Besides the single player, what do you think the most unique aspect of Titanfall 2 is that sets it apart from its predecessor?

[JE] Aside from the single player, the variety in single player was surprising me when we were making it. I did not expect it to be so varied; usually I feel as if you took a mechanic from a level in Titanfall you almost could build an entire game out of that mechanic and just get wrapped up in that, but the fact that it changes level by level, section by section, is surprising to me. The type of single player that TitanFall 2 has sets it apart from other games, but multiplayer I think it’s the depth mixture: the fidelity, the personality, the art style — the audio is banging, I mean it’s just all there. I think what will really set the entire thing apart is the writing in the single player and the depth and quality of what they’re getting in multiplayer, so as an entire package I feel like you’re getting your bang for your buck when you pick it up.

Can you talk about some of the new modes and which one you think will prove to be the most popular?

[JE] Jeez, I don’t know, what’s your favorite Vince?

[VZ] It’s hard to say, I mean Attrition’s always great — I like LTS.

[JE] Yeah, it’s pretty cool, and they added the new battery mechanic too, which is really interesting. I’ve always been a huge fan of Attrition, and I love Attrition even more now that our progression system changed, so I get to use all my equipment that I love, and just level that all up and have a great time.
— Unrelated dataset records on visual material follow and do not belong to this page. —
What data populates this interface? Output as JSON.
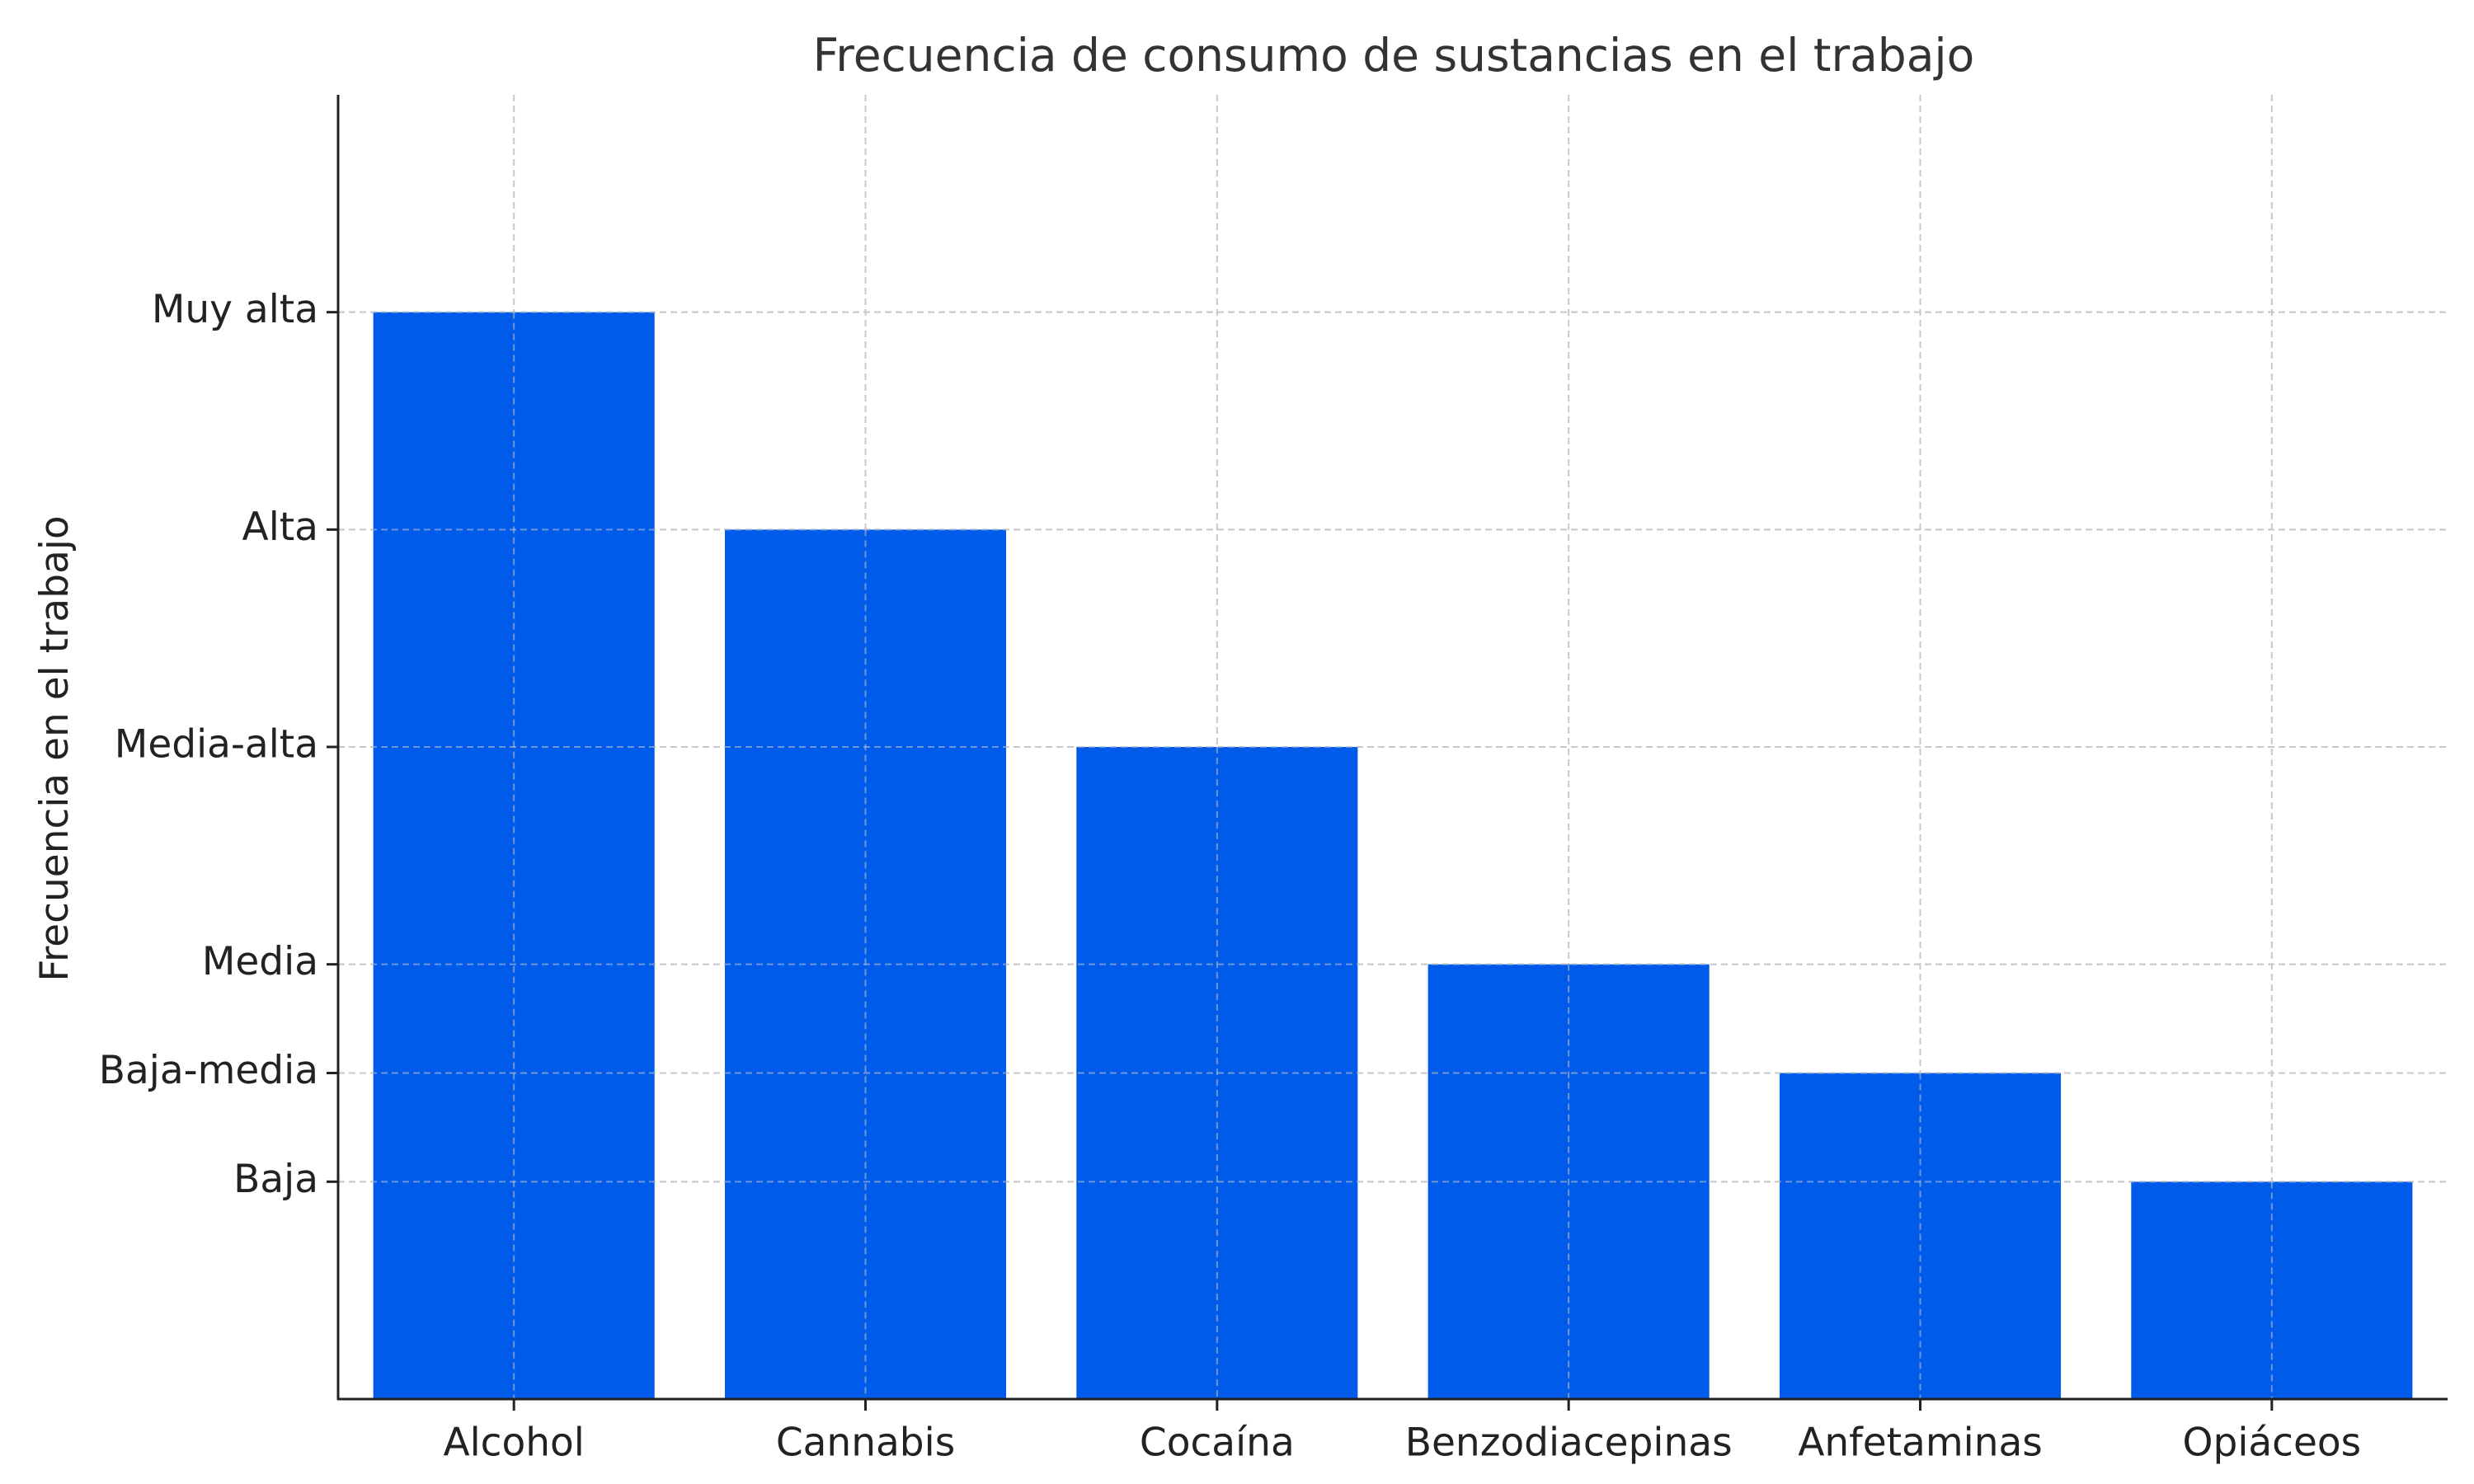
{
  "chart_data": {
    "type": "bar",
    "title": "Frecuencia de consumo de sustancias en el trabajo",
    "xlabel": "",
    "ylabel": "Frecuencia en el trabajo",
    "categories": [
      "Alcohol",
      "Cannabis",
      "Cocaína",
      "Benzodiacepinas",
      "Anfetaminas",
      "Opiáceos"
    ],
    "values": [
      5,
      4,
      3,
      2,
      1.5,
      1
    ],
    "y_ticks": [
      {
        "value": 1,
        "label": "Baja"
      },
      {
        "value": 1.5,
        "label": "Baja-media"
      },
      {
        "value": 2,
        "label": "Media"
      },
      {
        "value": 3,
        "label": "Media-alta"
      },
      {
        "value": 4,
        "label": "Alta"
      },
      {
        "value": 5,
        "label": "Muy alta"
      }
    ],
    "ylim": [
      0,
      6
    ],
    "grid": true,
    "bar_color": "#005BEB",
    "grid_color": "#c8c8c8",
    "axis_color": "#222222"
  }
}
I love grinding, you know like leveling up on all the minions and stuff, I mean the environment, but I love the idea that Attrition seems to work even better now because it’s more, the game is more of an emphasis on team play, you know, even with the networks that we added to the game, so you can party up easier with people that you know and you can make new friends, but going in and actually working as a team, being able to — the cosmetic side, being able to get all on the same palette, so you roll into a game and you look at the other team and they’re all like matte black, and you’re like, “what the hell — who are these people?” — it’s really cool.

[VZ] Yeah, you get the feeling like, “Oh $#!^, what am I going up against?” and it does, it terrorizes you. It’s psychological.

[JE] I remember a time — like this can actually happen in Titanfall 2 and I can’t wait until it does — I was playing Counter-Strike a long time ago and I hopped into a match with a bunch of dudes speaking German and they were the most tactical SOBs I’ve ever seen in my life, they were like a wall of fire. They would just destroy everything they met, and you could absolutely do something like that in Titanfall 2’s multiplayer, so Attrition is great, but I like Bounty Hunt a lot. I just like the idea of taking the grunts and all the AI in the multiplayer, and actually they’re not just there — they have a purpose. They have a commodity, they have a gameplay purpose, and there’s some other stuff they’re going to release later that actually will take full advantage of that stuff and really push it further. So Bounty Hunt and Attrition for me. I love the fact that we have Pilot v Pilot — super cool, because once in a while I just like to go toe to toe with people as a pilot, and I love the fact that our system allows players to — you can kit your pilot out to go just Pilot v Pilot and not have to worry about artillery for Titans, so I love that. I don’t know if you realized this, but you can adjust your kit on the fly. You don’t have to jump out and — you can — there’s a couple little things that are big that you can’t change mid-match, but for the most part you can reconfigure your loadout right there. If someone’s playing super weird and doing crazy stuff to you, you can react to that basically tactically and just change everything to kind of fight back.